Psy
Analysis
of Variance (ANOVA) is a hypothesis test that evaluates the significance
of mean differences.
Goal: Determine
whether the mean differences that are found in sample data are greater than can
be reasonably explained by chance alone. ANOVA can be used to evaluate
differences between two or more treatments (or populations).
How is ANOVA like the
t-test?
What advantage does
ANOVA have that t-tests do not?
A
typical situation in which ANOVA would be used--Three separate samples are
obtained to evaluate the mean differences among three populations (or
treatments) with unknown means.
We
want to decide between the following 2 hypotheses:
H1:
At least one population mean is different from another.
What is a factor?
Note: the scores are
not all the same—they are variable.
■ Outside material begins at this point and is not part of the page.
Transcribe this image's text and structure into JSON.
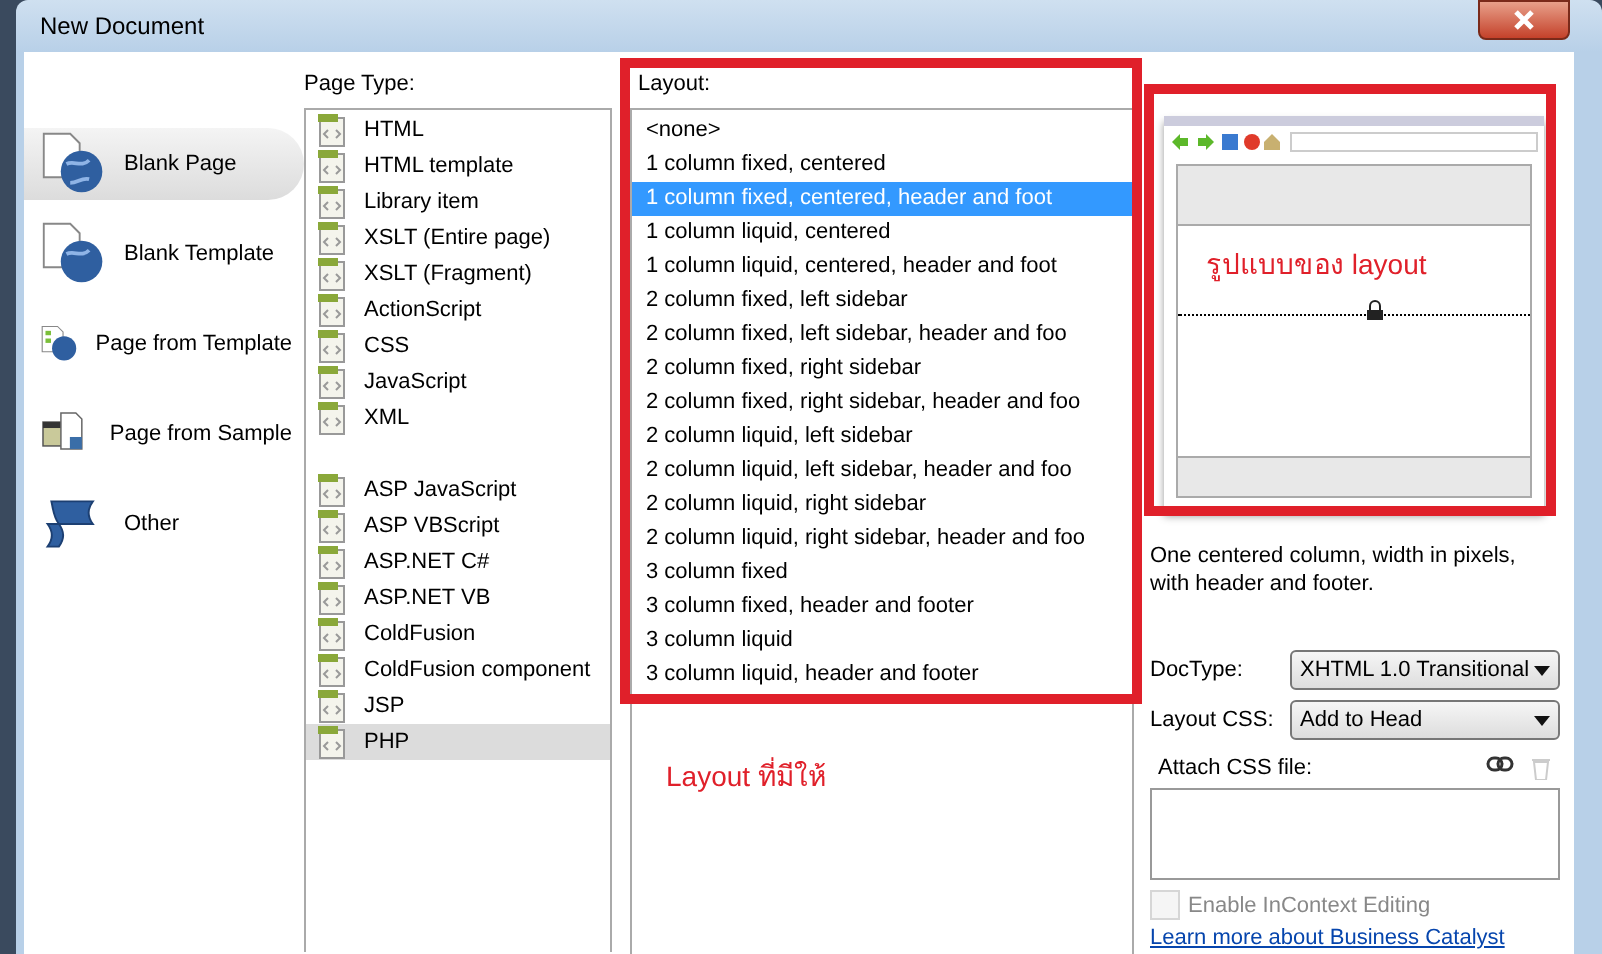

We want to measure the amount of
variability (the size of the differences) and to explain where it comes from.
II. Logic
The analysis of
variance divides total variability into two parts—between treatments variance
and within-treatments variance.
Finally, the two
variances are compared in an F-ratio to determine whether the mean
differences (MSbetween) are significantly bigger than chance (MSwithin).
When the treatment
has no effect, the F-ratio
should have a value around ____.
When the treatment
does have an effect, we should obtain an F-ratio noticeably larger than ___.
III.
Notation and Formulas
k
= # of treatments (# of levels of the factor)
n = # of scores in
each treatment. For example, n3 is the number of scores in treatment
3.
N = total # of scores
in the entire study. When n is the same for all treatments, then N = kn. For the
sample data, there are n = 5 scores in each of the k = 3 treatments, so N = 3
(5) = 15.
T = total of the
scores (ΣX) for each treatment condition. For example, the total for the
third treatment is T3 = 5.
G = the sum of all
the scores in the study (the grand total). Compute G by adding up all N scores
or adding up all of the treatment totals: G = ΣT.
Some important
preliminary calculations: (1) ΣX for each treatment condition, (2) ΣX2 for
each treatment and the entire data set, (3)
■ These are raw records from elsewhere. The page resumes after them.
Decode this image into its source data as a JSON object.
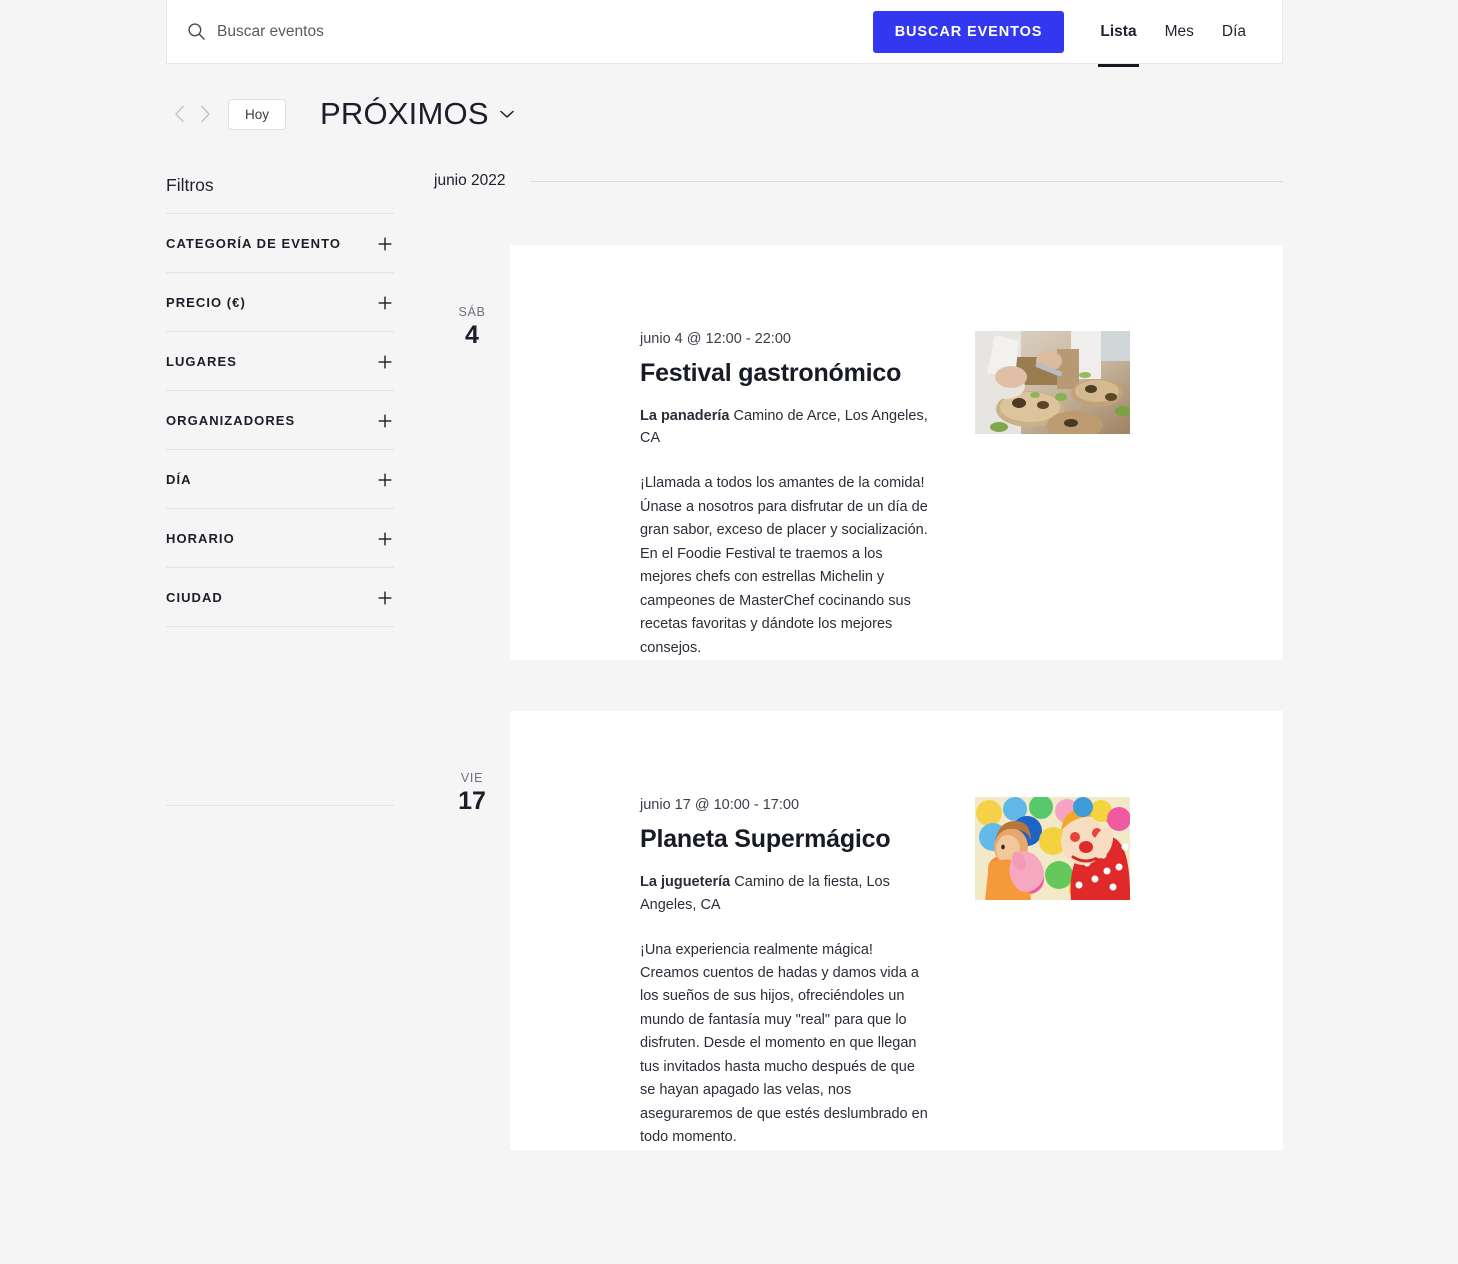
{
  "header": {
    "search": {
      "placeholder": "Buscar eventos",
      "value": "",
      "icon": "search-icon"
    },
    "find_button": "BUSCAR EVENTOS",
    "accent_color": "#3338f0",
    "views": [
      {
        "label": "Lista",
        "active": true
      },
      {
        "label": "Mes",
        "active": false
      },
      {
        "label": "Día",
        "active": false
      }
    ]
  },
  "nav": {
    "prev_icon": "chevron-left-icon",
    "next_icon": "chevron-right-icon",
    "today_label": "Hoy",
    "view_title": "PRÓXIMOS",
    "view_title_icon": "chevron-down-icon"
  },
  "sidebar": {
    "title": "Filtros",
    "filters": [
      {
        "label": "CATEGORÍA DE EVENTO",
        "icon": "plus-icon"
      },
      {
        "label": "PRECIO (€)",
        "icon": "plus-icon"
      },
      {
        "label": "LUGARES",
        "icon": "plus-icon"
      },
      {
        "label": "ORGANIZADORES",
        "icon": "plus-icon"
      },
      {
        "label": "DÍA",
        "icon": "plus-icon"
      },
      {
        "label": "HORARIO",
        "icon": "plus-icon"
      },
      {
        "label": "CIUDAD",
        "icon": "plus-icon"
      }
    ]
  },
  "content": {
    "month_label": "junio 2022",
    "events": [
      {
        "day_of_week": "SÁB",
        "day_number": "4",
        "time": "junio 4 @ 12:00 - 22:00",
        "title": "Festival gastronómico",
        "venue_name": "La panadería",
        "venue_address": " Camino de Arce, Los Angeles, CA",
        "description": "¡Llamada a todos los amantes de la comida! Únase a nosotros para disfrutar de un día de gran sabor, exceso de placer y socialización. En el Foodie Festival te traemos a los mejores chefs con estrellas Michelin y campeones de MasterChef cocinando sus recetas favoritas y dándote los mejores consejos.",
        "thumbnail_alt": "chefs-plating-food-photo"
      },
      {
        "day_of_week": "VIE",
        "day_number": "17",
        "time": "junio 17 @ 10:00 - 17:00",
        "title": "Planeta Supermágico",
        "venue_name": "La juguetería",
        "venue_address": " Camino de la fiesta, Los Angeles, CA",
        "description": "¡Una experiencia realmente mágica! Creamos cuentos de hadas y damos vida a los sueños de sus hijos, ofreciéndoles un mundo de fantasía muy \"real\" para que lo disfruten. Desde el momento en que llegan tus invitados hasta mucho después de que se hayan apagado las velas, nos aseguraremos de que estés deslumbrado en todo momento.",
        "thumbnail_alt": "clown-with-balloons-photo"
      }
    ]
  }
}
SS for each treatment condition and (4) n for each treatment condition.
IV. The
Distribution of F-ratios
When Ho is true, we
expect the value of F to be around 1.00. What do we mean by “around 1.00”? We
need to look at all the possible F values—the distribution of F-ratios.
1.
F-ratios are computed from two variances and variances must always be
positive, so F values will always be positive.
2.
When Ho is true, the numerator and denominator are measuring the same
variance so the ratio should be near 1. So notice that the distribution of
F-ratios piles up at 1.00.
The
distribution of F-ratios
with df = 2,12. Of all the values in
the distribution, only 5% are larger than F = 3.88, and only 1% are larger
than F
= 6.93.
In ANOVA, what exactly does a significant result mean?
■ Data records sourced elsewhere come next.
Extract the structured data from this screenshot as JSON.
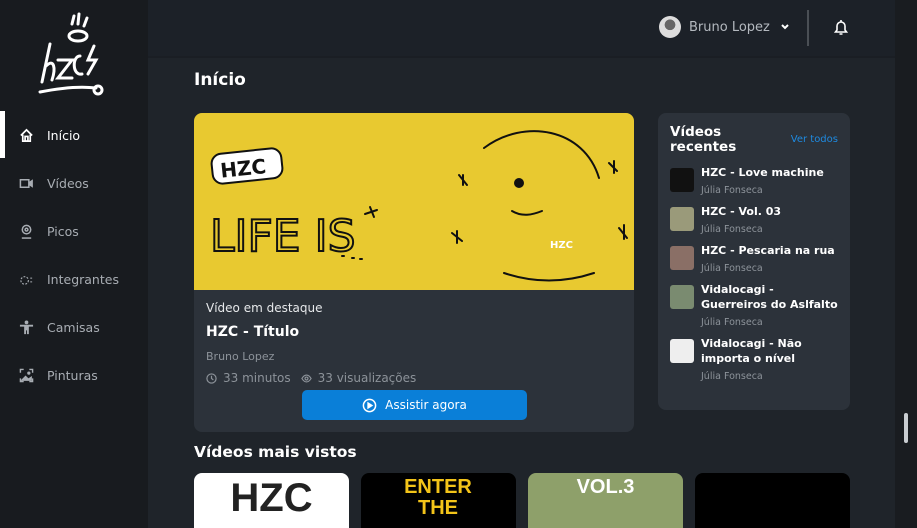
{
  "sidebar": {
    "items": [
      {
        "label": "Início",
        "icon": "home-icon",
        "active": true
      },
      {
        "label": "Vídeos",
        "icon": "video-icon"
      },
      {
        "label": "Picos",
        "icon": "location-icon"
      },
      {
        "label": "Integrantes",
        "icon": "users-icon"
      },
      {
        "label": "Camisas",
        "icon": "person-icon"
      },
      {
        "label": "Pinturas",
        "icon": "image-icon"
      }
    ]
  },
  "header": {
    "user_name": "Bruno Lopez"
  },
  "page_title": "Início",
  "featured": {
    "eyebrow": "Vídeo em destaque",
    "title": "HZC - Título",
    "author": "Bruno Lopez",
    "duration": "33 minutos",
    "views": "33 visualizações",
    "cta": "Assistir agora",
    "image_text": "LIFE IS"
  },
  "recent": {
    "title": "Vídeos recentes",
    "see_all": "Ver todos",
    "items": [
      {
        "title": "HZC - Love machine",
        "author": "Júlia Fonseca",
        "color": "#111111"
      },
      {
        "title": "HZC - Vol. 03",
        "author": "Júlia Fonseca",
        "color": "#9a9a7a"
      },
      {
        "title": "HZC - Pescaria na rua",
        "author": "Júlia Fonseca",
        "color": "#8a6f66"
      },
      {
        "title": "Vidalocagi - Guerreiros do Aslfalto",
        "author": "Júlia Fonseca",
        "color": "#7a8b70"
      },
      {
        "title": "Vidalocagi - Não importa o nível",
        "author": "Júlia Fonseca",
        "color": "#eeeeee"
      }
    ]
  },
  "most_viewed": {
    "title": "Vídeos mais vistos",
    "items": [
      {
        "label": "HZC",
        "color": "#ffffff"
      },
      {
        "label": "ENTER THE",
        "color": "#000000"
      },
      {
        "label": "VOL.3",
        "color": "#8ea06a"
      },
      {
        "label": "",
        "color": "#000000"
      }
    ]
  }
}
In order to indicate the how large the effect actually is, it is recommended that a measure of effect size be provided in addition to the measure of significance.
We want to determine how much of the differences between scores is accounted for by the differences between treatments. Remember r2? It measures the proportion of the total variability that is accounted for by the differences between treatments. When computed for ANOVA, r2 is usually referred to as eta squared.
VI. Post Hoc Tests
Post hoc tests (posttests) are additional hypothesis tests that are done after the overall analysis of variance to determine exactly which mean differences are significant and which are not.
Post hoc tests are done after the overall ANOVA when:
You reject the Ho for the overall analysis and
There are three or more treatment conditions
Post hoc tests enable you to go back to the means and compare the means two at a time--pairwise comparisons
Type I errors and multiple hypothesis tests--
testwise alpha--each hypothesis test has a risk of type one error
associated with it
As you do more and more separate tests, the risk of a Type I
error accumulates and is called experimentwise alpha
Approx. experimentwise alpha=(c) (testwise alpha)
So we must be concerned with experimentwise alpha whenever we
conduct post hoc tests. Statisticians have determined several methods for
controlling experimentwise alpha.
Which method of control we use depends on the type of comparison: planned or
unplanned
A few planned comparisons can be conducted with the standard alpha level without worrying about an inflated experimentwise alpha. If many planned comparisons, use the Dunn test--divide the standard alpha equally by the number of comparisons.
There are many correction methods for unplanned comparisons--We will cover Tukey's HSD.